Origin / History The Nova Scotia Duck Tolling Retriever is a breed of small dog named after the Canadian province from which it originates. It is a rather unusual breed in terms of purpose—it lures waterfowl into a trap by leaving a white trail, giving the hunter good leverage for a shot. The dog then retrieves the birds from the ground and returns to its companion. The use of the dog as decoy is known as “tolling.”

The breed’s origins are disputed, although the red decoy dog is its most likely ancestor. Characteristics from the golden retriever, Irish setter, and cocker spaniel may have also influenced the modern-day Toller. It was admitted into the Canadian Kennel Club in 1945 and named Nova Scotia’s provincial dog in 1995, but it was only in 2001 that it gained official recognition from the American Kennel Club.

Appearance The Toller bears many of the features of the golden retriever, such as a dense, wavy coat, wedge-shaped head, and compact, athletic body. The ears should be triangular, set high on the head and fall to the front. Tollers have a sad or troubled expression, but immediately perk up when called to work or retrieve.

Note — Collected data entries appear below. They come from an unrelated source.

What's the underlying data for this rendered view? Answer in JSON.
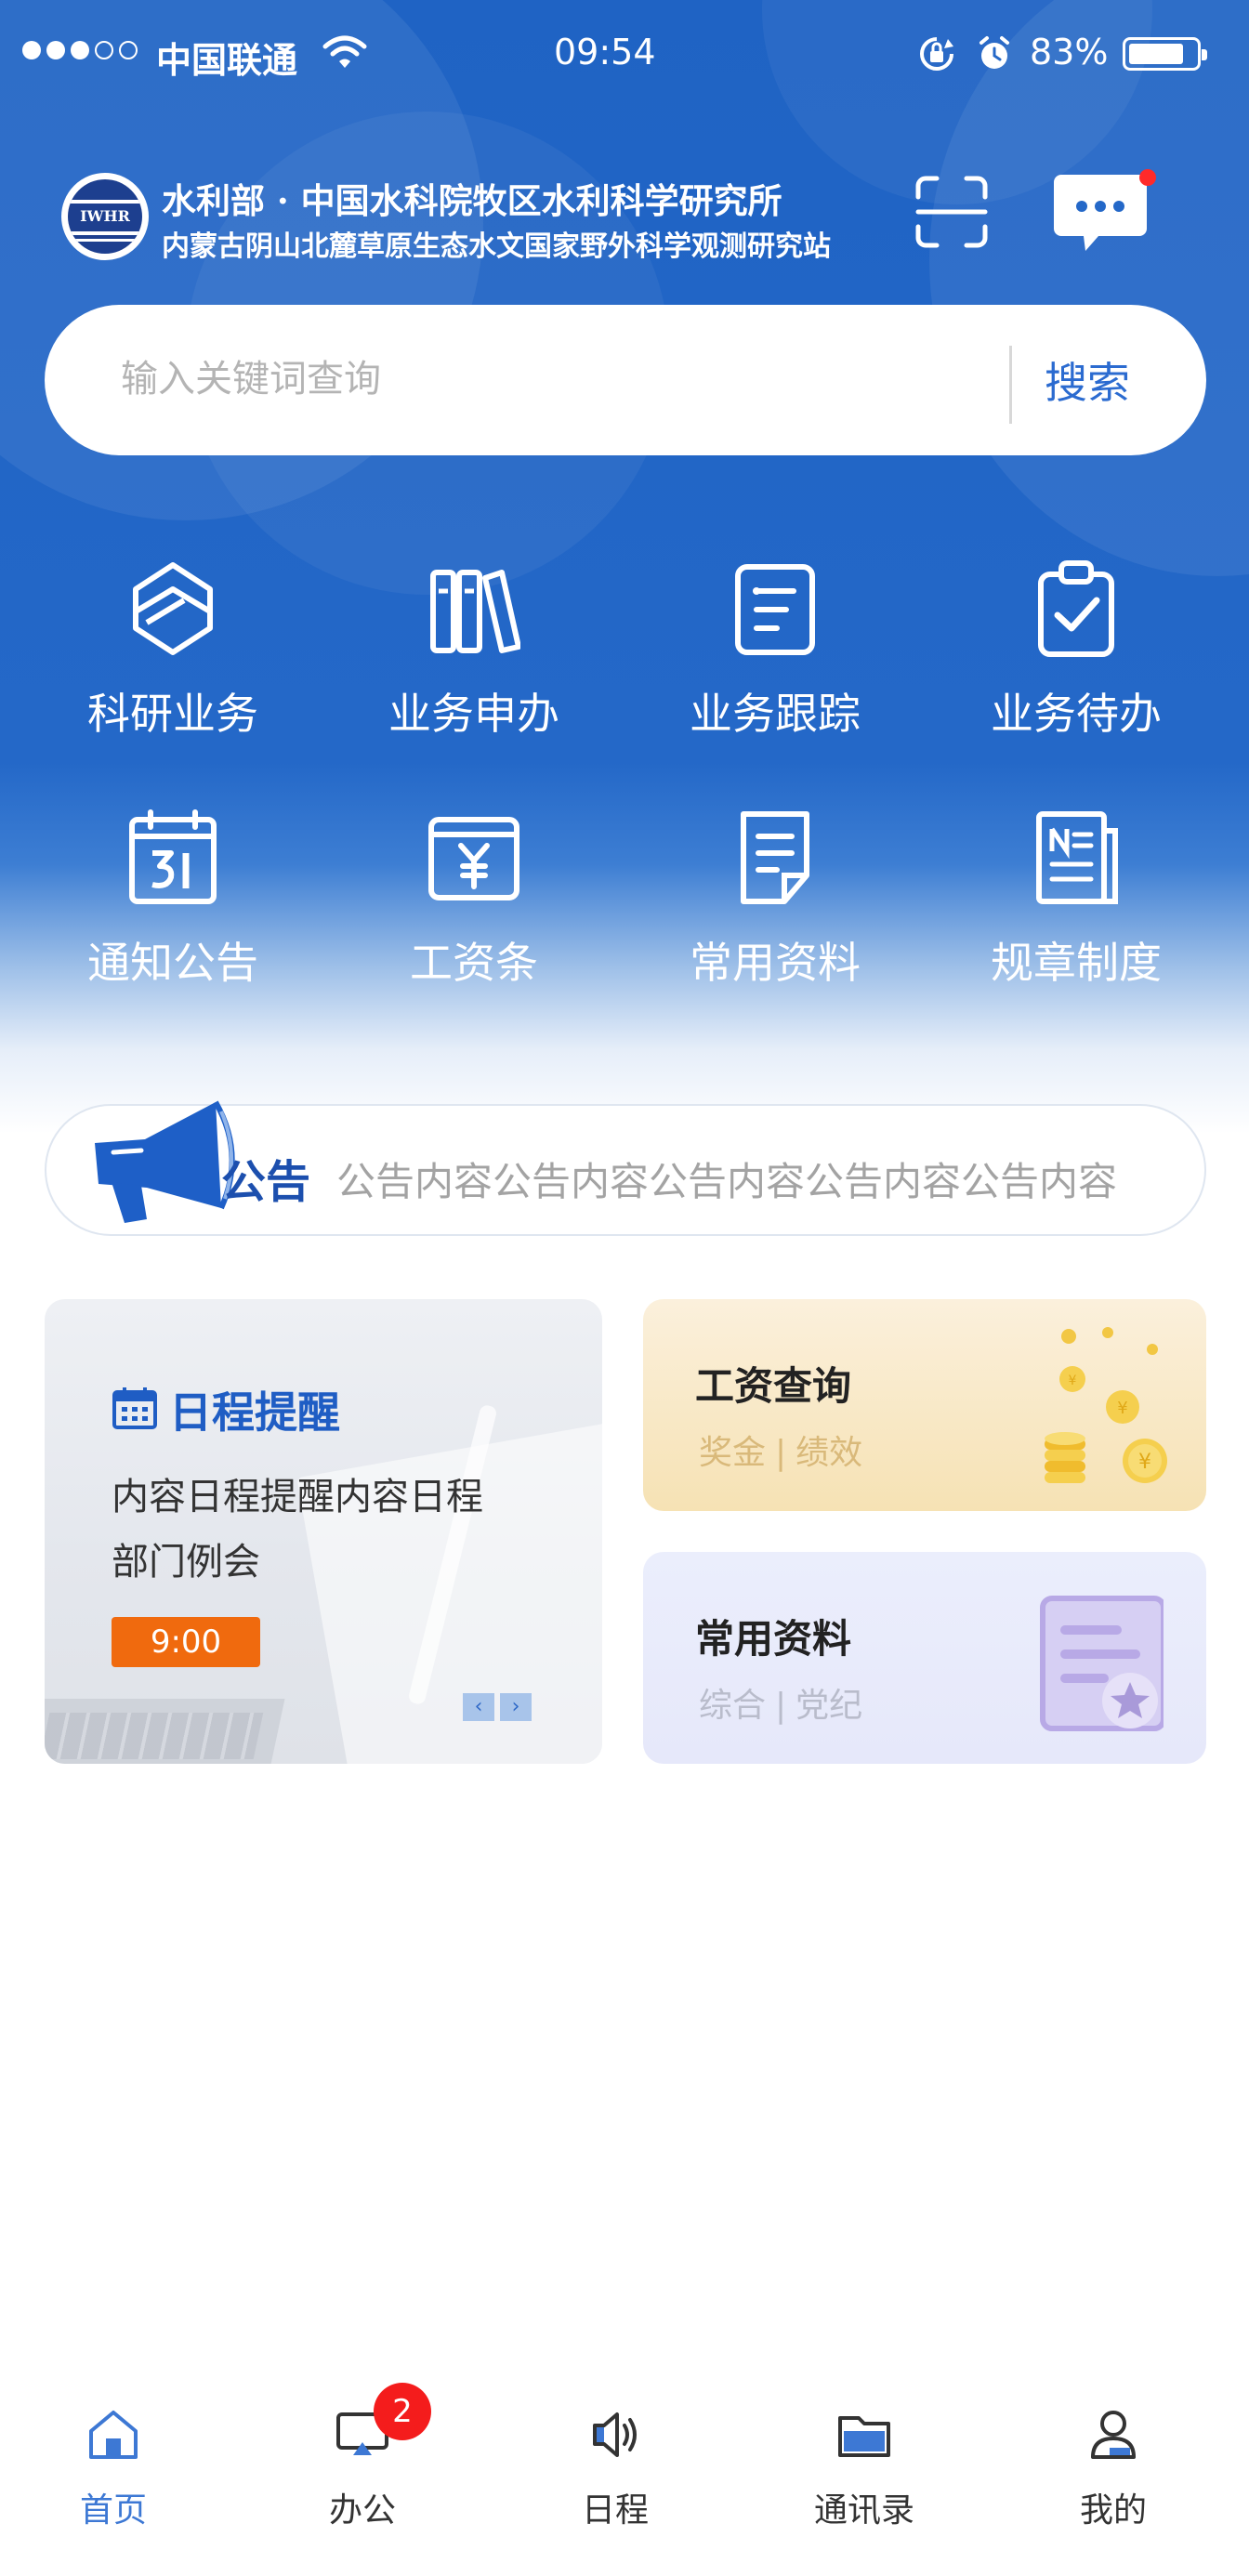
{
  "status_bar": {
    "carrier": "中国联通",
    "time": "09:54",
    "battery_percent": "83%",
    "battery_level": 0.83,
    "signal_bars_filled": 3,
    "signal_bars_total": 5
  },
  "header": {
    "org_title": "水利部 · 中国水科院牧区水利科学研究所",
    "org_subtitle": "内蒙古阴山北麓草原生态水文国家野外科学观测研究站",
    "logo_text": "IWHR",
    "scan_icon": "scan-icon",
    "message_icon": "message-icon"
  },
  "search": {
    "placeholder": "输入关键词查询",
    "button_label": "搜索"
  },
  "functions": [
    {
      "label": "科研业务",
      "icon": "research-icon"
    },
    {
      "label": "业务申办",
      "icon": "books-icon"
    },
    {
      "label": "业务跟踪",
      "icon": "tracking-icon"
    },
    {
      "label": "业务待办",
      "icon": "clipboard-check-icon"
    },
    {
      "label": "通知公告",
      "icon": "calendar-notice-icon"
    },
    {
      "label": "工资条",
      "icon": "salary-slip-icon"
    },
    {
      "label": "常用资料",
      "icon": "document-icon"
    },
    {
      "label": "规章制度",
      "icon": "regulations-icon"
    }
  ],
  "notice": {
    "title": "公告",
    "content": "公告内容公告内容公告内容公告内容公告内容",
    "icon": "megaphone-icon"
  },
  "schedule_card": {
    "title": "日程提醒",
    "line1": "内容日程提醒内容日程",
    "line2": "部门例会",
    "time": "9:00",
    "prev": "‹",
    "next": "›"
  },
  "salary_card": {
    "title": "工资查询",
    "sub_a": "奖金",
    "sub_b": "绩效",
    "separator": "|"
  },
  "docs_card": {
    "title": "常用资料",
    "sub_a": "综合",
    "sub_b": "党纪",
    "separator": "|"
  },
  "tabbar": [
    {
      "label": "首页",
      "icon": "home-icon",
      "active": true
    },
    {
      "label": "办公",
      "icon": "office-icon",
      "badge": "2"
    },
    {
      "label": "日程",
      "icon": "speaker-icon"
    },
    {
      "label": "通讯录",
      "icon": "folder-icon"
    },
    {
      "label": "我的",
      "icon": "user-icon"
    }
  ],
  "colors": {
    "primary_blue": "#2468c8",
    "accent_text_blue": "#2b6bd0",
    "time_badge_orange": "#f06a0e",
    "badge_red": "#f41c1c"
  }
}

Colours The ideal coat color is red, with allowable shades from golden to dark copper. Lighter shades are allowed on the legs, body, and the underside of the tail. There may also be white markings on the feet, chest, face, and the tip of the tail.

Temperament The Toller is very energetic and will take every opportunity to spring into action, whether it’s to play with its owner or retrieve something from across the room. It is not hyperactive, though, so it still makes a good companion even for idle or handicapped owners. It is quite affectionate with family owners and very patient with children. Some may be reserved or fearful in new situations, so it’s important to socialize them at a young age.

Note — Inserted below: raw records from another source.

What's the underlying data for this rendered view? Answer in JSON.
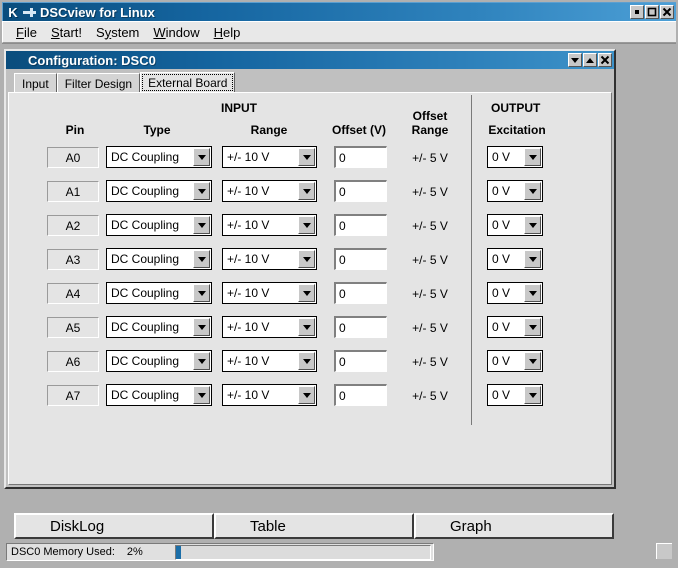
{
  "window": {
    "title": "DSCview for Linux",
    "icon": "kde-k-icon",
    "pin_icon": "pin-icon",
    "controls": [
      {
        "name": "minimize-button",
        "glyph": "minimize-icon"
      },
      {
        "name": "maximize-button",
        "glyph": "maximize-icon"
      },
      {
        "name": "close-button",
        "glyph": "close-icon"
      }
    ]
  },
  "menubar": {
    "items": [
      {
        "label": "File",
        "mnemonic": "F",
        "rest": "ile"
      },
      {
        "label": "Start!",
        "mnemonic": "S",
        "rest": "tart!"
      },
      {
        "label": "System",
        "mnemonic": "Sy",
        "rest": "stem"
      },
      {
        "label": "Window",
        "mnemonic": "W",
        "rest": "indow"
      },
      {
        "label": "Help",
        "mnemonic": "H",
        "rest": "elp"
      }
    ]
  },
  "child_window": {
    "title": "Configuration: DSC0",
    "controls": [
      {
        "name": "child-minimize-button",
        "glyph": "arrow-down-icon"
      },
      {
        "name": "child-maximize-button",
        "glyph": "arrow-up-icon"
      },
      {
        "name": "child-close-button",
        "glyph": "close-icon"
      }
    ],
    "tabs": [
      {
        "label": "Input",
        "selected": false
      },
      {
        "label": "Filter Design",
        "selected": false
      },
      {
        "label": "External Board",
        "selected": true
      }
    ]
  },
  "table": {
    "group_headers": [
      {
        "label": "INPUT"
      },
      {
        "label": "OUTPUT"
      }
    ],
    "column_headers": [
      {
        "label": "Pin"
      },
      {
        "label": "Type"
      },
      {
        "label": "Range"
      },
      {
        "label": "Offset (V)"
      },
      {
        "label": "Offset",
        "label2": "Range"
      },
      {
        "label": "Excitation"
      }
    ],
    "offset_range_header_line1": "Offset",
    "offset_range_header_line2": "Range",
    "rows": [
      {
        "pin": "A0",
        "type": "DC Coupling",
        "range": "+/- 10 V",
        "offset": "0",
        "offset_range": "+/- 5 V",
        "excitation": "0 V"
      },
      {
        "pin": "A1",
        "type": "DC Coupling",
        "range": "+/- 10 V",
        "offset": "0",
        "offset_range": "+/- 5 V",
        "excitation": "0 V"
      },
      {
        "pin": "A2",
        "type": "DC Coupling",
        "range": "+/- 10 V",
        "offset": "0",
        "offset_range": "+/- 5 V",
        "excitation": "0 V"
      },
      {
        "pin": "A3",
        "type": "DC Coupling",
        "range": "+/- 10 V",
        "offset": "0",
        "offset_range": "+/- 5 V",
        "excitation": "0 V"
      },
      {
        "pin": "A4",
        "type": "DC Coupling",
        "range": "+/- 10 V",
        "offset": "0",
        "offset_range": "+/- 5 V",
        "excitation": "0 V"
      },
      {
        "pin": "A5",
        "type": "DC Coupling",
        "range": "+/- 10 V",
        "offset": "0",
        "offset_range": "+/- 5 V",
        "excitation": "0 V"
      },
      {
        "pin": "A6",
        "type": "DC Coupling",
        "range": "+/- 10 V",
        "offset": "0",
        "offset_range": "+/- 5 V",
        "excitation": "0 V"
      },
      {
        "pin": "A7",
        "type": "DC Coupling",
        "range": "+/- 10 V",
        "offset": "0",
        "offset_range": "+/- 5 V",
        "excitation": "0 V"
      }
    ]
  },
  "bottom_buttons": [
    {
      "label": "DiskLog",
      "name": "disklog-button"
    },
    {
      "label": "Table",
      "name": "table-button"
    },
    {
      "label": "Graph",
      "name": "graph-button"
    }
  ],
  "statusbar": {
    "label": "DSC0 Memory Used:",
    "value": "2%",
    "progress_percent": 2,
    "progress_color": "#1b6ea8"
  }
}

Height and Weight The Toller is one of the smallest members of the retriever family, standing only 17 to 21 inches and weighing 37 to 51 pounds.

Common Health Problems Tollers are fairly hardy and can withstand most environments, but genetic disorders aren’t uncommon. Some of the most common problems are hip dysplasia, retinal atrophy (a progressive eye problem), and Addison’s disease (lack of steroid hormones).

Living Conditions Although bred to be outdoor dogs, Tollers will do well in apartments as long as they have enough room to run around and spend sufficient time outdoors. The ideal home has at least a small yard and a nearby lake or pool, as this breed loves the water. They are more accustomed to cold climates and they should be kept cool in the summer.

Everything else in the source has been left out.